Дальше — больше. Наступили школьные годы Дэвида. Его одиночные бдения у себя в комнате, высшие оценки, отказы принимать помощь родителей. «Ну и пусть он сам по себе, — урезонивала мужа Морин. — У него другие интересы». Они ведь тоже были нелюдимы. Сначала Дэвид потребовал микроскоп. Через неделю — собрание сочинений Достоевского. Потом «Немецкий для начинающих». Дерево-бонсай. Благоговея перед жадностью, с которой он усваивал новые знания, они покупали все, что он просил. Дэвиду были дарованы ум и возможности, которых сами они никогда не имели; они не должны были подвести сына, чего бы им это ни стоило.
«Папа, — спрашивал Дэвид Гарольда, — ты читал Уильяма Блейка?» Или: «Ты знаешь что-нибудь о дрейфовой скорости?»
«Что-что, о чем ты?»
«Так я и знал».
Гарольд всю свою жизнь прожил с поникшей головой, дабы избежать конфронтации, и все же в нем иногда подавал голос другой человек — тот, кто имел собственное мнение и мог при случае его отстоять. Ему было совестно, что он ухмыльнулся в тот вечер, когда танцевал его сын.
Старик вдруг застыл на месте. Кажется, он только сейчас заметил Гарольда. Он отбросил прочь одеяло и низко поклонился, шаркнув пальцами по земле. На нем было некое подобие костюма, правда, настолько грязного, что сложно было сказать, где кончается сорочка и начинается пиджак. Старик выпрямился и в упор уставился на Гарольда. Гарольд обернулся на случай, если старик увидел кого-то за его спиной, но прохожие торопливо обходили их стороной, явно уклоняясь от контакта. Старик, несомненно, имел в виду Гарольда.
Гарольд медленно направился к нему. На полпути он вдруг так сконфузился, что вынужден был остановиться, притворившись, будто ему что-то попало в глаз, но старик терпеливо ждал. Когда между ними было уже не более фута, старик вскинул руки, словно положив их на плечи невидимого партнера. Гарольду ничего не оставалось, как тоже поднять руки, копируя его движения. Они медленно прошлись влево, затем вправо, не касаясь друг друга, но танцуя вместе. И если от одного пахло мочой и, кажется, даже блевотиной, то от Гарольда, по правде сказать, пахло еще хуже. Звуковым сопровождением им служил рев машин и шум толпы.
Старик вдруг остановился и снова поклонился. Гарольд в порыве чувств тоже кивнул ему. Он поблагодарил старика за танец, но тот уже подобрал свое одеяло и заковылял прочь, забыв про музыку и про все на свете.
В сувенирной лавке при соборе Гарольд купил подарочный набор карандашей, который, по его мнению, должен был понравиться Морин. Для Куини он выбрал небольшое пресс-папье с моделью собора внутри. Гарольд перевернул его, и собор окутали блестки. Неожиданная, но верная мысль поразила его: туристы приезжают к памятникам культа и покупают возле них безделушки и сувениры, потому что не знают, что еще там делать.

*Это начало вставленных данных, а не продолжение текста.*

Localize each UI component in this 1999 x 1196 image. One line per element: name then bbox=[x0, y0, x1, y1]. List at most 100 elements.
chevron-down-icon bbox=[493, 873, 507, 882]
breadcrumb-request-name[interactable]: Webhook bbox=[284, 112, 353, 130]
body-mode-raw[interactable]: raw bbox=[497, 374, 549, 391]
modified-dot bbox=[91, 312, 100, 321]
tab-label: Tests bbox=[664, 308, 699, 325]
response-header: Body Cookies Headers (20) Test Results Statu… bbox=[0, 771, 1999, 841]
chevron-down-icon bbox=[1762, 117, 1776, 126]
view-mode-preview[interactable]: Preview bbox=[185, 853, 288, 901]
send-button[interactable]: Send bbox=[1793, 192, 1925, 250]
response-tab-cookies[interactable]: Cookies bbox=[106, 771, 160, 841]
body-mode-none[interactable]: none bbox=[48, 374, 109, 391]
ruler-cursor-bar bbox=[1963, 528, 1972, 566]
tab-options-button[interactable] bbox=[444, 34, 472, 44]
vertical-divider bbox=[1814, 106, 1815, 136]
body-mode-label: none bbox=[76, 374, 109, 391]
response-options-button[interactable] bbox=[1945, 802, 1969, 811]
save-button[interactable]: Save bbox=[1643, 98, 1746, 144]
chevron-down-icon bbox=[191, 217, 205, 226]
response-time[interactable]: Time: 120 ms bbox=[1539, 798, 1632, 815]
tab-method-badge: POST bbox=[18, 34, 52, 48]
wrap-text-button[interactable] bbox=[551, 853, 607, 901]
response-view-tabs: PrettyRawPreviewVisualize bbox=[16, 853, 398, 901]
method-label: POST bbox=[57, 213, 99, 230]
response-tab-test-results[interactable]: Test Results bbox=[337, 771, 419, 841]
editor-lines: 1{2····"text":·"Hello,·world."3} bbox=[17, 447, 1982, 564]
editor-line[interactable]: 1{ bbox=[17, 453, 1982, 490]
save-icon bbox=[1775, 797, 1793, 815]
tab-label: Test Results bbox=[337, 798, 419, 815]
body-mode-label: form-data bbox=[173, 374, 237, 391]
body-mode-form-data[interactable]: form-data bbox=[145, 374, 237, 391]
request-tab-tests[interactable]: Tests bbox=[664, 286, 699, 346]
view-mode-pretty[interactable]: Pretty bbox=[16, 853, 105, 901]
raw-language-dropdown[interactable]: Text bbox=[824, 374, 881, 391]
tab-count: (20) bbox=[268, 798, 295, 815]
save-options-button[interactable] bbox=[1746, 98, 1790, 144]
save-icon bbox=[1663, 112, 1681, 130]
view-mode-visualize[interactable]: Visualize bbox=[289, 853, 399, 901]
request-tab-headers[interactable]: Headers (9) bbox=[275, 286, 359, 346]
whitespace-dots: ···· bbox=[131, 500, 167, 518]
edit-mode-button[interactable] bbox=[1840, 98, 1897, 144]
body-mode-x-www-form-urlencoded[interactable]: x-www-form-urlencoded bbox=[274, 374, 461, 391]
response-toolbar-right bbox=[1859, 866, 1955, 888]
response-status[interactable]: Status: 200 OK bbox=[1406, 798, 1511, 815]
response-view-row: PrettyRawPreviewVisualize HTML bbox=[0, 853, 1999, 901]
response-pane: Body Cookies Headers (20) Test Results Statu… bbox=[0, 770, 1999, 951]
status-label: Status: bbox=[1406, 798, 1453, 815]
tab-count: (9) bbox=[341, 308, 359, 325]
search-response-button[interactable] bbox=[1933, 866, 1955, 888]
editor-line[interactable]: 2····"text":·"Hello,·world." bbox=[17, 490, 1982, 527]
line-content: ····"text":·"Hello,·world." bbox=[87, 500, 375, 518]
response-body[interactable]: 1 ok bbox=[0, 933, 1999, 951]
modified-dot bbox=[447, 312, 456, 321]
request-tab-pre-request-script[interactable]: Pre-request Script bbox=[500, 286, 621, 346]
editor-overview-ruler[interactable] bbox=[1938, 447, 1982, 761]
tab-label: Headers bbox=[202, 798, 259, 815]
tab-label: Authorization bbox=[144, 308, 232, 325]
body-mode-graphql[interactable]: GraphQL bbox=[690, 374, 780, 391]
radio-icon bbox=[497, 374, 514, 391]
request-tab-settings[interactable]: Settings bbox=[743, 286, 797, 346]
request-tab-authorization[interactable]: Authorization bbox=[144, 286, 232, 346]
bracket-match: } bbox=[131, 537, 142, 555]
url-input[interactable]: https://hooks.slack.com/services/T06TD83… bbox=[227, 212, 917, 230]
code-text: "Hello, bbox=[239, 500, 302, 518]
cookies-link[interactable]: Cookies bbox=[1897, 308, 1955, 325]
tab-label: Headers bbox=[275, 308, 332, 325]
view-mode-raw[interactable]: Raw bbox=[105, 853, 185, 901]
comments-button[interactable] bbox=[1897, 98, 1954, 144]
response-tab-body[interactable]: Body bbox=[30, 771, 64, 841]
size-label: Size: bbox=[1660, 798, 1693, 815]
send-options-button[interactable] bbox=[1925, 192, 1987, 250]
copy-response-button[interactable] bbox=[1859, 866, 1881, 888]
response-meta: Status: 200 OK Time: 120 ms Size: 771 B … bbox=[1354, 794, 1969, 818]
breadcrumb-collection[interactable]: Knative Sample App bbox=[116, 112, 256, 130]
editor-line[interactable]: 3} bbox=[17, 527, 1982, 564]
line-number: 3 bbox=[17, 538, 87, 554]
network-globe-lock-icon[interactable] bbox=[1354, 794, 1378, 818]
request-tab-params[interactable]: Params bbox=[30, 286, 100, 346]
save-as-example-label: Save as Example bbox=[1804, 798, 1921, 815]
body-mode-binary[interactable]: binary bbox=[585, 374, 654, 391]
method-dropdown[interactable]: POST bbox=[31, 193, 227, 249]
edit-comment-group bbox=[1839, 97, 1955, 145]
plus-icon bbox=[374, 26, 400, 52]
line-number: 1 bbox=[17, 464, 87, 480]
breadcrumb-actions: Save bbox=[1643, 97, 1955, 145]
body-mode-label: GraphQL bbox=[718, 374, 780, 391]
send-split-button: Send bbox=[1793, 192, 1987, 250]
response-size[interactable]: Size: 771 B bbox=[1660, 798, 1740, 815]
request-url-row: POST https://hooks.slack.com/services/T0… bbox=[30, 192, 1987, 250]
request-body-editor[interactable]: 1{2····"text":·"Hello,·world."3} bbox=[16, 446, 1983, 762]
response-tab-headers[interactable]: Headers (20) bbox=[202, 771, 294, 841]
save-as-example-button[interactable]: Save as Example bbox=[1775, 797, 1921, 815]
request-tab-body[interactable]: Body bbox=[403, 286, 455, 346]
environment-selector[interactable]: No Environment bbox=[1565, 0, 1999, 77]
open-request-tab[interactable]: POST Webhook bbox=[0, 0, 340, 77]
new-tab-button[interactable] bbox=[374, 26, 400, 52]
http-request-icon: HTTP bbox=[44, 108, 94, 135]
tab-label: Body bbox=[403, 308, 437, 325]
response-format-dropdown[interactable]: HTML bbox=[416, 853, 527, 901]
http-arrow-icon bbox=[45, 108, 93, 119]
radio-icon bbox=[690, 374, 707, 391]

Эксетер застиг Гарольда врасплох. Он уже успел выработать собственный неспешный ритм, а бешеная городская суета грозила теперь его уничтожить. Под открытым небом и в чистом поле, где всему находилось свое место, Гарольд чувствовал себя куда безопаснее. Там он ощущал себя чем-то большим, нежели просто Гарольдом. А в городе при ограниченном обзоре приходилось опасаться, как бы чего-нибудь не приключилось — любая ерунда, но к которой он совсем не готов.